Am 11.06.25 um 17:20 schrieb Andrey Semashev via Boost:
> On 11 Jun 2025 17:47, Ivan Matek wrote:
>> I agree with your concern about readability, but would strong typedef
>> work here?
>> I am not an atomic expert, but it seems wrapping uint32_t in a simple
>> struct does not destroy lockfree property of atomic.
>>
>> https://godbolt.org/z/WfGx76vxo <https://godbolt.org/z/WfGx76vxo>
> It would work, but it also would not enable bitwise operations on the
> atomic.
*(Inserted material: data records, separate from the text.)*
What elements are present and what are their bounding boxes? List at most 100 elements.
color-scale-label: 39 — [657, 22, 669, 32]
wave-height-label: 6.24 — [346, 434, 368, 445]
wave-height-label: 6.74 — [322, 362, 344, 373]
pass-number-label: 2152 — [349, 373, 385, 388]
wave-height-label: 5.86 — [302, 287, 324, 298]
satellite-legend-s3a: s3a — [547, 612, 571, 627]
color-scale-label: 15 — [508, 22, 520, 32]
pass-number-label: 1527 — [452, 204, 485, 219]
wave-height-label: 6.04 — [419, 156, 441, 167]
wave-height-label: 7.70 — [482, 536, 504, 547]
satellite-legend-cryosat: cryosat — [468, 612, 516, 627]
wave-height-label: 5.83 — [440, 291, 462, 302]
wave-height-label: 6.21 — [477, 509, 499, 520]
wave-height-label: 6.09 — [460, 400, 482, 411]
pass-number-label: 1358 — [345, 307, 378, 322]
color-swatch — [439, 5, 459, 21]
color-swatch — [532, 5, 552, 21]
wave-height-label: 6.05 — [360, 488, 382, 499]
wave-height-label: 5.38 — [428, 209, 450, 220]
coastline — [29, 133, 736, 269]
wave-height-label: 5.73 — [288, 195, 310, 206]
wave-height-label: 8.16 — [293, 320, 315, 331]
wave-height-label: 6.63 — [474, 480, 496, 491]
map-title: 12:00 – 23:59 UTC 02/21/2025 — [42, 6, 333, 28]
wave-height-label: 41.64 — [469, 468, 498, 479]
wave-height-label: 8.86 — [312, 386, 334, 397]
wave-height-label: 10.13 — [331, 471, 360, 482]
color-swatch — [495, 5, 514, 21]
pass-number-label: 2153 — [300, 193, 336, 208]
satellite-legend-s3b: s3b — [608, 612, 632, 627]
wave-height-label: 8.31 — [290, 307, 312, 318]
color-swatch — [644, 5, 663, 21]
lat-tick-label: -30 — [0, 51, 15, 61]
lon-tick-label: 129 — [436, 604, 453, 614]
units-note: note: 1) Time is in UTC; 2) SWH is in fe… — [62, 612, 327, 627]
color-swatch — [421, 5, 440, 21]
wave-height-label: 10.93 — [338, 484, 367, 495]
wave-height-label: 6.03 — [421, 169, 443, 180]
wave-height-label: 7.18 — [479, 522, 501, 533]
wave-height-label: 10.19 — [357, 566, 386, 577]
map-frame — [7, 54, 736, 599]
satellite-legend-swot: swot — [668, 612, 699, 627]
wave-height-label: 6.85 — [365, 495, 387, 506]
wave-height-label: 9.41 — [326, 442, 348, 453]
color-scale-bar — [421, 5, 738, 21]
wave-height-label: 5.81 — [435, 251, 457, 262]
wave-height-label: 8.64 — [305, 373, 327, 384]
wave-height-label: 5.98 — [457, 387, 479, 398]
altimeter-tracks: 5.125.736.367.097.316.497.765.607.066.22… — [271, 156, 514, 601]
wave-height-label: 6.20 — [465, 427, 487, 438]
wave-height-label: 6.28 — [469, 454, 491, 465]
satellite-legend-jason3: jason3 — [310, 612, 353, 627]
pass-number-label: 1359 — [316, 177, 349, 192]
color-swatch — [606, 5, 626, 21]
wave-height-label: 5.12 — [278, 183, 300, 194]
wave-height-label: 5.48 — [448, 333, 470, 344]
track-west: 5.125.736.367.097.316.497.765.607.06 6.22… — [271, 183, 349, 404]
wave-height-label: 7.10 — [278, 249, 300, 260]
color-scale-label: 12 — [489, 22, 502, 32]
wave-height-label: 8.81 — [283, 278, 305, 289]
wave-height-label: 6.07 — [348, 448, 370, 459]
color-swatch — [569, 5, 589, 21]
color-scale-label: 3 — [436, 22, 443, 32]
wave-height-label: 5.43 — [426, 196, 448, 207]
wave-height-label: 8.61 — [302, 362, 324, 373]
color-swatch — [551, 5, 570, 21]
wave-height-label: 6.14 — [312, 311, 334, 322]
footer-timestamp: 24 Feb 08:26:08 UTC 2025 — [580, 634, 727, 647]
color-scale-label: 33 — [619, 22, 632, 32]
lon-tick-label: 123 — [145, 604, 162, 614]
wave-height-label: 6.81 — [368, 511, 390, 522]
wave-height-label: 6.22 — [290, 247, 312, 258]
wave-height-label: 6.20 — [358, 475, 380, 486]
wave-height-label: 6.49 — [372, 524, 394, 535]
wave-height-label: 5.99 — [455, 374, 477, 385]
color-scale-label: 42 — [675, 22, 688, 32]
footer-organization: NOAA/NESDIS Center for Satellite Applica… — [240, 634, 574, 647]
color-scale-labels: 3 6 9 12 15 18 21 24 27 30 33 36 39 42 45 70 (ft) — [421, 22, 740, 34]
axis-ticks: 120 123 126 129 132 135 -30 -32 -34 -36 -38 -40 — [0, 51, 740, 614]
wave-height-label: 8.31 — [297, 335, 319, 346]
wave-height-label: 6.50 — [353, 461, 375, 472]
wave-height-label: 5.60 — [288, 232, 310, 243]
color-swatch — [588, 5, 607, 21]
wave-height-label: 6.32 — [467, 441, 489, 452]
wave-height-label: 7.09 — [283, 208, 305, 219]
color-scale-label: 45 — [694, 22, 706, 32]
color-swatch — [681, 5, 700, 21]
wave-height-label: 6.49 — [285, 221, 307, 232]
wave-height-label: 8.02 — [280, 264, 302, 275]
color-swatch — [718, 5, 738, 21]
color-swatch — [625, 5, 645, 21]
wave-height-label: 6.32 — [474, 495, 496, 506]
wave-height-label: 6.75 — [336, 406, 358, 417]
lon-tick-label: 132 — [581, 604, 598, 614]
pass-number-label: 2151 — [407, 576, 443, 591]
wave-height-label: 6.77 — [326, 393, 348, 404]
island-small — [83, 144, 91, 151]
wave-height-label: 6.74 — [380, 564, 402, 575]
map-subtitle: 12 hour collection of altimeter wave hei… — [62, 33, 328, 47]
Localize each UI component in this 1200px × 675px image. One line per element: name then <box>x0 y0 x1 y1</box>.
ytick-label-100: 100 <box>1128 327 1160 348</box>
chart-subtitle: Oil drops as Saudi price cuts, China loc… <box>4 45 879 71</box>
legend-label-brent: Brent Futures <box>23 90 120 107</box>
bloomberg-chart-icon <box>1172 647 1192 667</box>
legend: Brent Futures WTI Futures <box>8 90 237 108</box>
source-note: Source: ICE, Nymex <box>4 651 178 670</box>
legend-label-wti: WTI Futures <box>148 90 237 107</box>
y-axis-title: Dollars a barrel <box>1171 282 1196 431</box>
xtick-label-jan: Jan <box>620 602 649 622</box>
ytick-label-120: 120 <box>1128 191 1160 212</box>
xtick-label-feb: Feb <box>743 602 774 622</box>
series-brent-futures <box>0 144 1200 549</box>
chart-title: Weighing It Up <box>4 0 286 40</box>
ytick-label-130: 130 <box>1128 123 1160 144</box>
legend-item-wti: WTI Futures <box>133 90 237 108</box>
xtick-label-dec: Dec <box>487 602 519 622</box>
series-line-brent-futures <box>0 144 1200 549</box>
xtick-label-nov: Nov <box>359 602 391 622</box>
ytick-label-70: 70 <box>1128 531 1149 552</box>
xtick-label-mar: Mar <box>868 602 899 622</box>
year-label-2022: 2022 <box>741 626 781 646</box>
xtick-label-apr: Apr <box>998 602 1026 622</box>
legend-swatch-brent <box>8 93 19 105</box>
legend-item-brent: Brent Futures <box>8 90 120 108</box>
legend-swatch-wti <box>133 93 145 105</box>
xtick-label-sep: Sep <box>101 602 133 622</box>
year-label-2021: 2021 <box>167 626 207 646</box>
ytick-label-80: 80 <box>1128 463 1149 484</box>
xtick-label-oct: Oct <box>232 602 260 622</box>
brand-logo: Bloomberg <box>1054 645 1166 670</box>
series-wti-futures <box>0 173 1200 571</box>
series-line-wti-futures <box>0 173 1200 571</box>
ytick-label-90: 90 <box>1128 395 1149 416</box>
And regarding integers, we already have a strong typedef in the
> language, it is called enums. :)

I fully agree  with Andrey here: https://godbolt.org/z/4c5E53czz
Compares the 2 approaches and I very much like the enum approach which
does not pollute the global scope with constants that should be scoped
too but isn't possibly with the strong type.
See:

>    auto configuration = kUseSimd | kUsePrefetching;
>
>    auto config = ConfigEnum::UseSimd | ConfigEnum::UsePrefetching;

I'm using the 2nd approach in a couple of projects, usually with a macro
or trait to enable the bitwise operators.

As for atomic enums: I wouldn't expect too much there as e.g. `config |=
ConfigEnum::UseSimd` wouldn't be reliable for atomics without a
compare&swap.
You noted that already for "user-defined bitwise operators defined for
an enum,", so I guess you are aware of that already.